In your view, Mr. Vaughan, is there a constitutional impediment to the federal government contributing to, as they once did, proper longitudinal studies of surface water flow in order that we can have proper information? Would it be a good idea — as this committee has recommended in a report and as Senator Seidman referred to earlier — to have a single repository someplace where the information, having been obtained, talking always about apples and apples and apples because no such thing presently exists, would that not be a good idea in order to achieve the ends you have set out?
Mr. Vaughan: To my knowledge, and I am not a lawyer, there is not an impediment. My understanding is that any river or water body that is traversing between provinces or between Canada and the United States, the federal government has a clear and explicit responsibility.
We point out in a chapter that with respect to the hydrometric program, there are 2,100 stations across Canada. In the report, we have said it is a program that is actually working well. The quality of that data is reliable and has very high standards, and they have a number of partnerships with provinces. Some of them are on a cost recovery and some are stand-alone. The systems are in place there.
One of the things we identified, though, is whether they are keeping up. This information on water flows is critical for the agricultural sector and for the industrial sector with respect to expanding communities. Some communities are now saying they do not think they will have enough drinking water 20 years or 30 years from now because of demographics and changes in industrial use.
We have said there is a good foundation, but the government itself has identified some gaps and we have suggested they think about closing those gaps.
Senator Lang: To respond to Senator Banks, if I could, I want to make the point that we all share concerns about the quality of water and the future of our rivers and our drinking water.

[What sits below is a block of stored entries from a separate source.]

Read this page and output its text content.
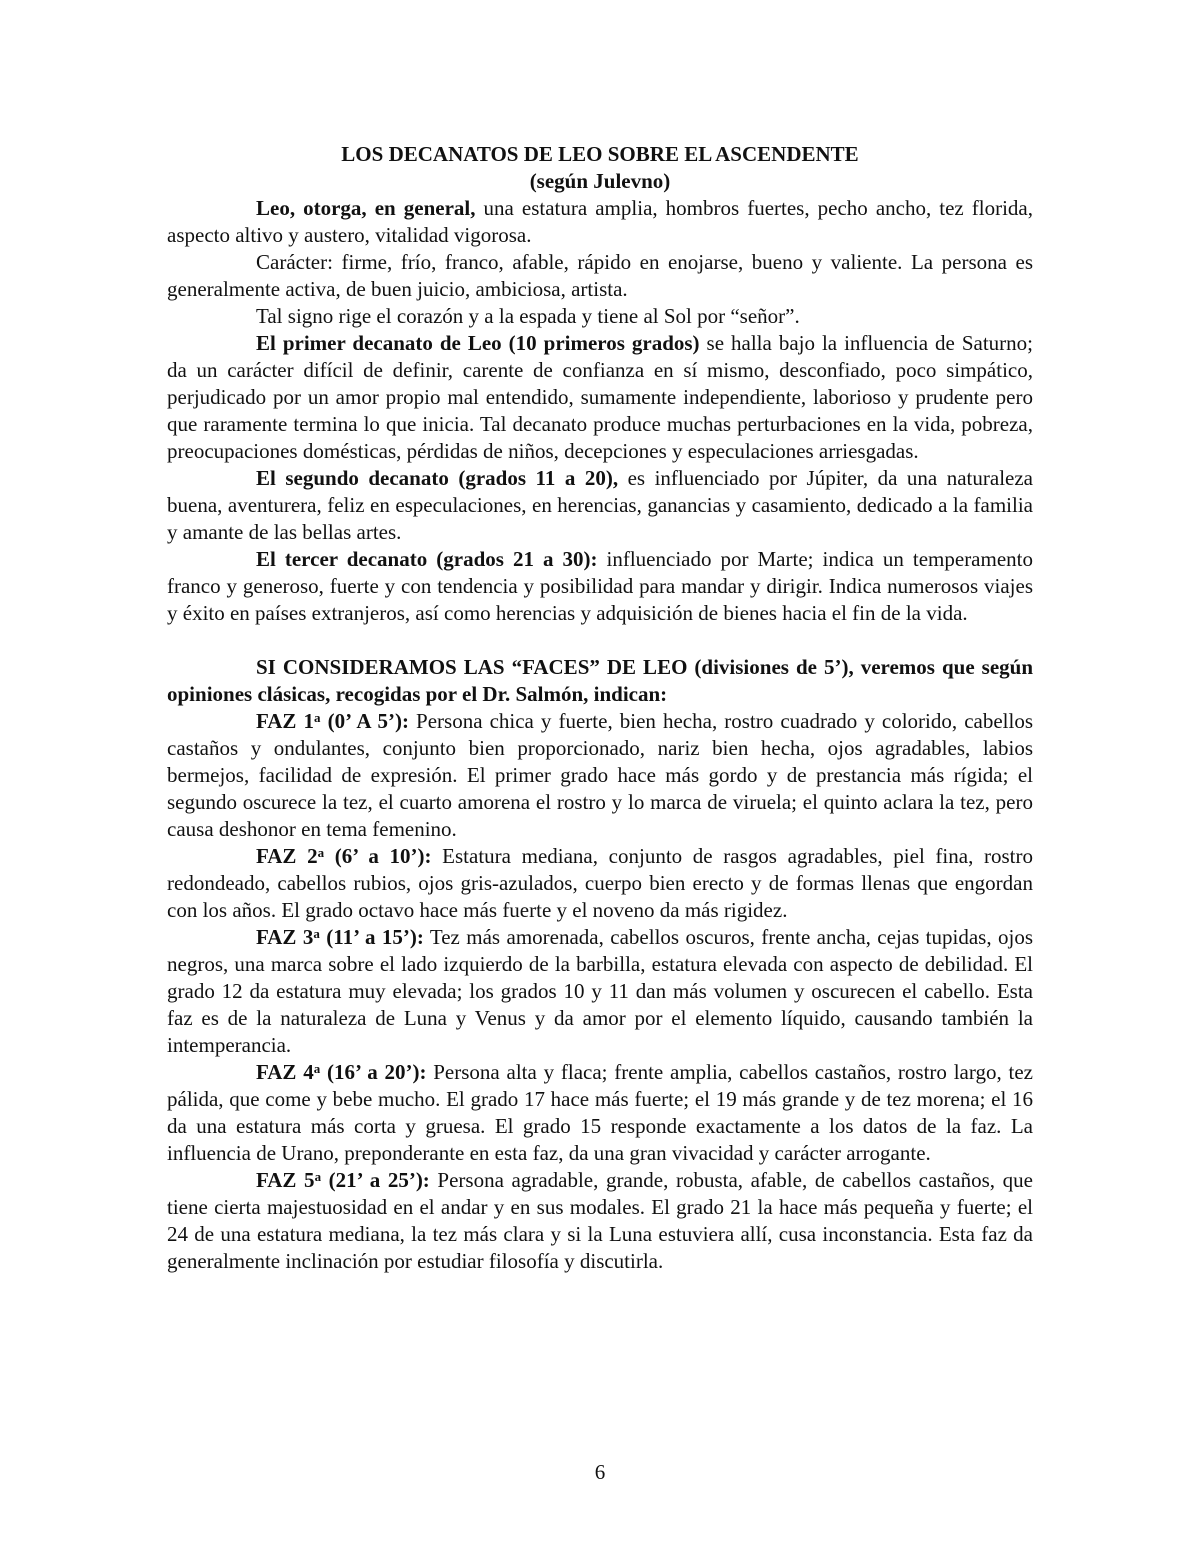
LOS DECANATOS DE LEO SOBRE EL ASCENDENTE
(según Julevno)

Leo, otorga, en general, una estatura amplia, hombros fuertes, pecho ancho, tez florida, aspecto altivo y austero, vitalidad vigorosa.

Carácter: firme, frío, franco, afable, rápido en enojarse, bueno y valiente. La persona es generalmente activa, de buen juicio, ambiciosa, artista.

Tal signo rige el corazón y a la espada y tiene al Sol por “señor”.

El primer decanato de Leo (10 primeros grados) se halla bajo la influencia de Saturno; da un carácter difícil de definir, carente de confianza en sí mismo, desconfiado, poco simpático, perjudicado por un amor propio mal entendido, sumamente independiente, laborioso y prudente pero que raramente termina lo que inicia. Tal decanato produce muchas perturbaciones en la vida, pobreza, preocupaciones domésticas, pérdidas de niños, decepciones y especulaciones arriesgadas.

El segundo decanato (grados 11 a 20), es influenciado por Júpiter, da una naturaleza buena, aventurera, feliz en especulaciones, en herencias, ganancias y casamiento, dedicado a la familia y amante de las bellas artes.

El tercer decanato (grados 21 a 30): influenciado por Marte; indica un temperamento franco y generoso, fuerte y con tendencia y posibilidad para mandar y dirigir. Indica numerosos viajes y éxito en países extranjeros, así como herencias y adquisición de bienes hacia el fin de la vida.

SI CONSIDERAMOS LAS “FACES” DE LEO (divisiones de 5’), veremos que según opiniones clásicas, recogidas por el Dr. Salmón, indican:

FAZ 1$^a$ (0’ A 5’): Persona chica y fuerte, bien hecha, rostro cuadrado y colorido, cabellos castaños y ondulantes, conjunto bien proporcionado, nariz bien hecha, ojos agradables, labios bermejos, facilidad de expresión. El primer grado hace más gordo y de prestancia más rígida; el segundo oscurece la tez, el cuarto amorena el rostro y lo marca de viruela; el quinto aclara la tez, pero causa deshonor en tema femenino.

FAZ 2$^a$ (6’ a 10’): Estatura mediana, conjunto de rasgos agradables, piel fina, rostro redondeado, cabellos rubios, ojos gris-azulados, cuerpo bien erecto y de formas llenas que engordan con los años. El grado octavo hace más fuerte y el noveno da más rigidez.

FAZ 3$^a$ (11’ a 15’): Tez más amorenada, cabellos oscuros, frente ancha, cejas tupidas, ojos negros, una marca sobre el lado izquierdo de la barbilla, estatura elevada con aspecto de debilidad. El grado 12 da estatura muy elevada; los grados 10 y 11 dan más volumen y oscurecen el cabello. Esta faz es de la naturaleza de Luna y Venus y da amor por el elemento líquido, causando también la intemperancia.

FAZ 4$^a$ (16’ a 20’): Persona alta y flaca; frente amplia, cabellos castaños, rostro largo, tez pálida, que come y bebe mucho. El grado 17 hace más fuerte; el 19 más grande y de tez morena; el 16 da una estatura más corta y gruesa. El grado 15 responde exactamente a los datos de la faz. La influencia de Urano, preponderante en esta faz, da una gran vivacidad y carácter arrogante.

FAZ 5$^a$ (21’ a 25’): Persona agradable, grande, robusta, afable, de cabellos castaños, que tiene cierta majestuosidad en el andar y en sus modales. El grado 21 la hace más pequeña y fuerte; el 24 de una estatura mediana, la tez más clara y si la Luna estuviera allí, cusa inconstancia. Esta faz da generalmente inclinación por estudiar filosofía y discutirla.

6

I want to make the point here again on the question of the responsibility of the provinces. It is easy for us to sit here and criticize the Province of Alberta or Yukon or the Province of British Columbia. The point I make is that they have the responsibility. You just read a report that through their political process, in one manner or another, some things have come to light that they are deficient in doing. Fair enough. It will be their responsibility to remedy it. They have the regulatory body.
What bothers me is that if we get into this attitude and this bubble we live in here in Ottawa that we will solve the problems in Alberta, because they came up with a report and they have not been doing what they are supposed to be doing. There are a lot of things we do not do well ourselves where we have direct responsibility. I could go on for an hour with a litany of things.
The Chair: Do you have a question?
Senator Lang: The witness made it very clear, and Senator Banks made the point from the point of view of agreements with the provinces and the financial wherewithal to be able to meet some of these responsibilities. That is the way I would conclude.
The Chair: That is excellent, Senator Lang. Mr. Vaughan, it is always a joy when you come and share your wisdom with us. I thought you were very even-handed in dealing with the questions, pro and con. Thank you to Mr. McKenzie and Mr. Ferguson. It was lovely to have you with us. We look forward to your next report.
I will terminate the meeting. Colleagues, I would like to keep you for one second after. The meeting is adjourned. Thank you very much.